Fuente: ¿Qué Pasa?, Número 310, 6 Diciembre 1969, página 5.




FRANCISCO HERRANZ


Por Pedro Vicente



Aunque la Prensa nacional haya púdicamente embozado el suceso en frases asépticas y sibilinas, todo el mundo conoce ya, en sus circunstancias y motivaciones, la espartana muerte de Francisco Herranz.

Espíritu íntegro, falangista de la hora fundacional, Francisco Herranz se alzó en armas en 1936 acudiendo a la sangrienta batalla del Alto del León. Tuvo la gran desgracia de no morir en aquella guerra, guerra para morir, por el doble motivo de haber sido la última guerra que sostuvieron los humanos por el Espíritu, y de que su propia posteridad sería incapaz de conservar y aun de comprender ese espíritu.

Francisco Herranz, después de confesar y comulgar, explica brevemente sus motivos a quienes pasaban por una plaza madrileña y acto seguido se descerrajó dos tiros. Dejaba una carta en la que –según testimonios– decía aproximadamente esto: «Dios ha abandonado a su Iglesia; cuanto significa España ha sido igualmente abandonado. Estoy de sobre en este mundo, y no quiero ver ya más.»

Como presiento que un silencio glacial –hecho de incomprensión y de «prudencias»– caerá sobre el suceso y sobre la memoria de Francisco Herranz, quiero declarar aquí que estimo tal decisión plenamente como un verdadero testimonio humano. Sé que un cristiano no puede llegar a tal decisión y que debe siempre respetar la vida que Dios le da y le mantiene. Pero lo que no es objetivamente justificable, puede serlo, en casos, subjetivamente, por estados depresivos más fuertes que la voluntad. Espero firmemente que Dios le otorgará, con la salvación de su alma, la justicia que probablemente le negaron los humanos. Los mismos que ponderaron sin tasa el heroísmo de los bonzos suicidas como protesta, negarán ahora su elogio a quien realiza acto similar por la fe y la patria que dicen suyas.

No puedo por menos de evocar el día en que el Pontífice reinante, Pablo VI, después de devolver a los turcos la enseña de Lepanto, marchó a la O.N.U. para bendecir, todos reunidos, a cuantos habían condenado los Papas anteriores… Recuerdo un comentario que oí en aquel triste día: «Cuando, después de Hirosima, el Emperador del Japón hubo de declarar que su poder nada tenía de divino, varios de sus súbditos se hicieron el harakiri ante el Palacio del Mikado.

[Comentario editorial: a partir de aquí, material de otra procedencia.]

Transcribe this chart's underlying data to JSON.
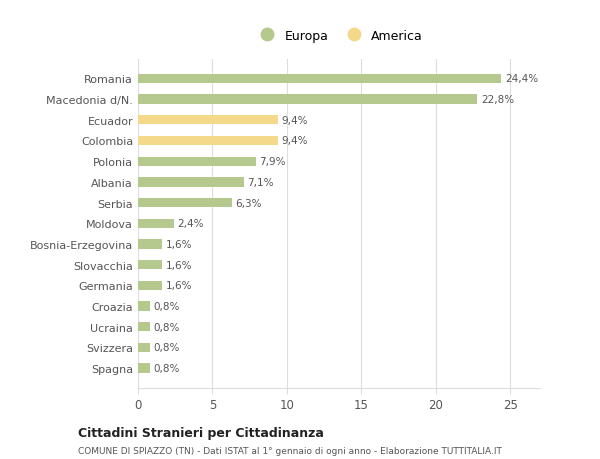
{
  "categories": [
    "Spagna",
    "Svizzera",
    "Ucraina",
    "Croazia",
    "Germania",
    "Slovacchia",
    "Bosnia-Erzegovina",
    "Moldova",
    "Serbia",
    "Albania",
    "Polonia",
    "Colombia",
    "Ecuador",
    "Macedonia d/N.",
    "Romania"
  ],
  "values": [
    0.8,
    0.8,
    0.8,
    0.8,
    1.6,
    1.6,
    1.6,
    2.4,
    6.3,
    7.1,
    7.9,
    9.4,
    9.4,
    22.8,
    24.4
  ],
  "labels": [
    "0,8%",
    "0,8%",
    "0,8%",
    "0,8%",
    "1,6%",
    "1,6%",
    "1,6%",
    "2,4%",
    "6,3%",
    "7,1%",
    "7,9%",
    "9,4%",
    "9,4%",
    "22,8%",
    "24,4%"
  ],
  "colors": [
    "#b5c98e",
    "#b5c98e",
    "#b5c98e",
    "#b5c98e",
    "#b5c98e",
    "#b5c98e",
    "#b5c98e",
    "#b5c98e",
    "#b5c98e",
    "#b5c98e",
    "#b5c98e",
    "#f5d98b",
    "#f5d98b",
    "#b5c98e",
    "#b5c98e"
  ],
  "europa_color": "#b5c98e",
  "america_color": "#f5d98b",
  "xlim": [
    0,
    27
  ],
  "xticks": [
    0,
    5,
    10,
    15,
    20,
    25
  ],
  "title": "Cittadini Stranieri per Cittadinanza",
  "subtitle": "COMUNE DI SPIAZZO (TN) - Dati ISTAT al 1° gennaio di ogni anno - Elaborazione TUTTITALIA.IT",
  "background_color": "#ffffff",
  "grid_color": "#dddddd",
  "bar_height": 0.45,
  "legend_europa": "Europa",
  "legend_america": "America"
}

Si hoy no hay católicos que se quiten la vida ante San Pedro de Roma es porque su fe es diferente que la de los sintoístas. Uno sólo hubiera sido el motivo en ambos casos: Tú has privado de sentido a nuestra vida: ¿Para qué la queremos ya?»

Reflexión, sin duda, injustificable objetivamente porque Cristo, aunque parezca dormir en la tempestad, no abandonará finalmente a la barca de su Iglesia. Justificable sólo subjetivamente por el estado de ánimo que puede provocar esta danza macabra de apostasías, arribismos, frivolidades.

Dios haya acogido en su seno a esta víctima de la colectividad, mártir postrero de la fe y de la tradición, por el que los nuevos curas no rezarán y que no pocos de sus compatriotas procurarán olvidar como un remordimiento.